Le bâtiment Degas accueille alors des activités de rencontre et d’animation entre habitants soutenues par le centre social des hauts champs. La Confédération Syndicale du Cadre de Vie y tient également une permanence. Le 13 octobre 1986, intervient l’assemblée générale fondatrice du comité de quartier, qui s’installera dans le bâtiment Degas à l’entrée 13. Son premier Président sera André Delcroix, membre de la CSCV,  auquel succéderont Ernest Gongolo et Thierry Dony actuellement en fonctions. Suite à un certain nombre de péripéties, perturbation de réunion, intrusions, le local ayant été vandalisé, le comité de quartier quittera le bâtiment Degas en 1993 pour s’installer au n°176 de l’avenue Motte, en octobre 1994.

Entretemps, en 1989, on a refait les peintures des bâtiments en associant les habitants pour le choix des couleurs. A la même époque, un atelier bois est installé dans une cave de l’entrée G du bâtiment Degas, à l’initiative du centre social des Hauts Champs. Un formateur technique intervient pour apprendre aux locataires à entretenir leur logement, et à intervenir sur des petites pannes. Les gens peuvent faire des travaux dans l’atelier où il ya des machines. Cet atelier propose également des animations aux enfants du quartier. Cette opération se termine en 1996 pour des problèmes de sécurité et de financement, et l’atelier bois intègre le centre social des Hauts Champs.

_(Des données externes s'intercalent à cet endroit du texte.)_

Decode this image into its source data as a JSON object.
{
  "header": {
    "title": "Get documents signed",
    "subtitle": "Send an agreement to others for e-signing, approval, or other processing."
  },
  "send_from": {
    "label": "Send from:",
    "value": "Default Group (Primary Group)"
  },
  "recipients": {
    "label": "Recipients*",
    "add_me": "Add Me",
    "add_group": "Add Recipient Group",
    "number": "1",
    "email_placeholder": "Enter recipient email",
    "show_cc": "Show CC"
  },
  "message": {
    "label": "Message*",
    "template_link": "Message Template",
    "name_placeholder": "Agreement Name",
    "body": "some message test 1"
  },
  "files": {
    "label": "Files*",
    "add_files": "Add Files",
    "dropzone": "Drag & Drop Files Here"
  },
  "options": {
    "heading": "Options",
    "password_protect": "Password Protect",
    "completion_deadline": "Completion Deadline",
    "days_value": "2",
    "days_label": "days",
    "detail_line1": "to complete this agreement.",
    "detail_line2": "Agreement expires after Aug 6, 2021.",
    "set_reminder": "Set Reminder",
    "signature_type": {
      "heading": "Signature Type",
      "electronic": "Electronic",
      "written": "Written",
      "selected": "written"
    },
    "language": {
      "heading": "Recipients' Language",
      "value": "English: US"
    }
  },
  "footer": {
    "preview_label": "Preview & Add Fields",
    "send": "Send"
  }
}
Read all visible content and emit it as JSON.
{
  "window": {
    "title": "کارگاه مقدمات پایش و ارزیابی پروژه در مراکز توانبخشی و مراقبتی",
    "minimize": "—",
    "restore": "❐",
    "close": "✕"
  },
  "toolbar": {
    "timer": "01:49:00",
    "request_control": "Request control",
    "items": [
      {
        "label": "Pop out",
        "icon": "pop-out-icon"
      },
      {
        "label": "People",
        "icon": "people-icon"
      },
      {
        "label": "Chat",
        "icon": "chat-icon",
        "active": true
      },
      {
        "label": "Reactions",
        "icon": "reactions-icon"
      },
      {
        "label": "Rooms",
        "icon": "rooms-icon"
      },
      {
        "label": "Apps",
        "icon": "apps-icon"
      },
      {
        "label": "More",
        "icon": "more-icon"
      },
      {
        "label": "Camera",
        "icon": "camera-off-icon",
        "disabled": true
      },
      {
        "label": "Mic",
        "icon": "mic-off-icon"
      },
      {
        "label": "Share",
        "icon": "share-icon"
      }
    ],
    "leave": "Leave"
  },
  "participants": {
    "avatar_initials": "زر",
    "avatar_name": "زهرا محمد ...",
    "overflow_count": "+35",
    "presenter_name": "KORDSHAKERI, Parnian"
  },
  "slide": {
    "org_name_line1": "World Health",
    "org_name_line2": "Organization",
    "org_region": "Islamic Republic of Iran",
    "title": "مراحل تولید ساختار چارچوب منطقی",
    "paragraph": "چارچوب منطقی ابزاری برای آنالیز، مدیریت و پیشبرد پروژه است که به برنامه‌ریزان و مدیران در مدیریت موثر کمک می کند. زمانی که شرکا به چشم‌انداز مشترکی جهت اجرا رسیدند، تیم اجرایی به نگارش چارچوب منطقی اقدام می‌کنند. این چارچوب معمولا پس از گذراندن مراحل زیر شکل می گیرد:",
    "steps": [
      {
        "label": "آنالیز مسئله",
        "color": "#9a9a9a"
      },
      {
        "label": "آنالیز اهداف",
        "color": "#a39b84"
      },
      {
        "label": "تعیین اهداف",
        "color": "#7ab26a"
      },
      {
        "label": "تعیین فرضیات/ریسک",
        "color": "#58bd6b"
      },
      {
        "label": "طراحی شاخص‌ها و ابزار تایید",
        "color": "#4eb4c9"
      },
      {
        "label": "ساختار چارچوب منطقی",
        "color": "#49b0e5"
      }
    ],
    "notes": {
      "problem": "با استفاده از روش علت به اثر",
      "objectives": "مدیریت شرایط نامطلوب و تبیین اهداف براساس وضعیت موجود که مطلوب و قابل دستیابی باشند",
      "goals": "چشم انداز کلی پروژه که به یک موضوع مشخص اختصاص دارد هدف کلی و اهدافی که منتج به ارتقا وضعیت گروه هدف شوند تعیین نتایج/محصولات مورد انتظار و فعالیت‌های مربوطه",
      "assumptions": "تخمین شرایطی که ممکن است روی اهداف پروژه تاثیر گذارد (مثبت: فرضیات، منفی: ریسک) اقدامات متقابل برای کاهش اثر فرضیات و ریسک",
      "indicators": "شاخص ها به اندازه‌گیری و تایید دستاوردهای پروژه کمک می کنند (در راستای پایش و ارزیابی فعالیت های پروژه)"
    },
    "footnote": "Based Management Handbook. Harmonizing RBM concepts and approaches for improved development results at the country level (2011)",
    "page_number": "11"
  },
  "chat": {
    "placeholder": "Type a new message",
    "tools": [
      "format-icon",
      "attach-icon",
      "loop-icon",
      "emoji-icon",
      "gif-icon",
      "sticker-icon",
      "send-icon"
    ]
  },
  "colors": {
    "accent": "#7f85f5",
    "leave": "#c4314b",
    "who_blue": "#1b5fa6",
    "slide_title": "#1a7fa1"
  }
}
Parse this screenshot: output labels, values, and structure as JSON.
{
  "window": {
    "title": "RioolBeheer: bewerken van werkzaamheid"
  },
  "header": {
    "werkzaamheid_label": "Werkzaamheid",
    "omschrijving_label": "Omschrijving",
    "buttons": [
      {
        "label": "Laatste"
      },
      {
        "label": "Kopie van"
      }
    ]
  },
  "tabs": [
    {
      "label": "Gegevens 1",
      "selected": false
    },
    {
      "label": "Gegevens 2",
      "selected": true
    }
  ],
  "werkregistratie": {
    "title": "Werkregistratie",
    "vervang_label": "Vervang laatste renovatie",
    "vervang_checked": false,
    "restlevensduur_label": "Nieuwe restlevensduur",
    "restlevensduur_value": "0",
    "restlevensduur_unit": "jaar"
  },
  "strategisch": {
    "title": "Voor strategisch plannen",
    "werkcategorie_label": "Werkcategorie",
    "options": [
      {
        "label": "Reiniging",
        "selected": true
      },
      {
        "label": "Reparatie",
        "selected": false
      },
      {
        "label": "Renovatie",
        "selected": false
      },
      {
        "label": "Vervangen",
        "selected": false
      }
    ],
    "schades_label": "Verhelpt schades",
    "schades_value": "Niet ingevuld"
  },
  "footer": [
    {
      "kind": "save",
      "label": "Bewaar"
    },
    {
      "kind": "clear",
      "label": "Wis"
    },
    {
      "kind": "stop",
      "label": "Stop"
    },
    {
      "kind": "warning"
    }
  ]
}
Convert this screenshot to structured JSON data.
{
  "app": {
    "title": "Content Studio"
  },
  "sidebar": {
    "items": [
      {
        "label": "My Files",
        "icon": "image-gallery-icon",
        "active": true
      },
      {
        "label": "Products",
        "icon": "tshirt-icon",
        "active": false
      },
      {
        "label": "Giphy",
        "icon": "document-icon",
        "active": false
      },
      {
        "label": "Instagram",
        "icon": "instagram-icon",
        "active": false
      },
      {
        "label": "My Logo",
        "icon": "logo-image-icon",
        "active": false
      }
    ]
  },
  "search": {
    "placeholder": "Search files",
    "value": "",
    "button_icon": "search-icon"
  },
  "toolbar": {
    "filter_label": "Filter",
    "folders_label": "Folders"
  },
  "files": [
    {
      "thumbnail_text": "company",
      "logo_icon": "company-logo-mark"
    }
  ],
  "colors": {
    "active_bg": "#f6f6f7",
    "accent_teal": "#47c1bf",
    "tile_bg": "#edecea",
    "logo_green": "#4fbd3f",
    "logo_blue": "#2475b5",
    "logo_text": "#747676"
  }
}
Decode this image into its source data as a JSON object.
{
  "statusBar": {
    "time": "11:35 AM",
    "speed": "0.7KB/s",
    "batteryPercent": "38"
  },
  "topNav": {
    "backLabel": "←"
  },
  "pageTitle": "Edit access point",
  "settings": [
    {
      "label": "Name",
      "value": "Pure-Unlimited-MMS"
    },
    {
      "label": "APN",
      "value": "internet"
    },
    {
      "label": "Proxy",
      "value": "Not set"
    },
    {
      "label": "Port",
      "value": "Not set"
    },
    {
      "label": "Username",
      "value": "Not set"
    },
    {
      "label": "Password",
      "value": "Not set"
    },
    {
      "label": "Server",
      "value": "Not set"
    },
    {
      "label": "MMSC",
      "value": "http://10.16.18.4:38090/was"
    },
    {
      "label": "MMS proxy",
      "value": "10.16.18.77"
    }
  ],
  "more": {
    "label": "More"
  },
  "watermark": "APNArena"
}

En 1995, la chaufferie située à l’angle des rues Degas et Pranard est démolie, on rase les anciens locaux inoccupés de la supérette, et le chauffage est alors assuré par Logicil à Hem. A partir de 1996, la situation se dégrade progressivement, et on évoque la fermeture des balcons des bâtiments 9 et 10, car ils servent de dépotoir pour des ordures, quand celles-ci ne tombent pas sur les passants. Les murs sont graffités, les entrées sont squattées, le quartier n’est plus sûr. Le 27 mars 2000, la rue Léon Marlot est enfin prolongée. Les habitants étant contre la percée jusqu’à la rue Joseph Dubar, on ne crée pas de nouvelle traversée et la desserte se fera par la rue Degas et la rue Pranard. Des ralentisseurs sont installés à l’entrée de la percée Marlot/Degas, et à l’angle Degas/Pranard, qui feront la joie des skate-boards.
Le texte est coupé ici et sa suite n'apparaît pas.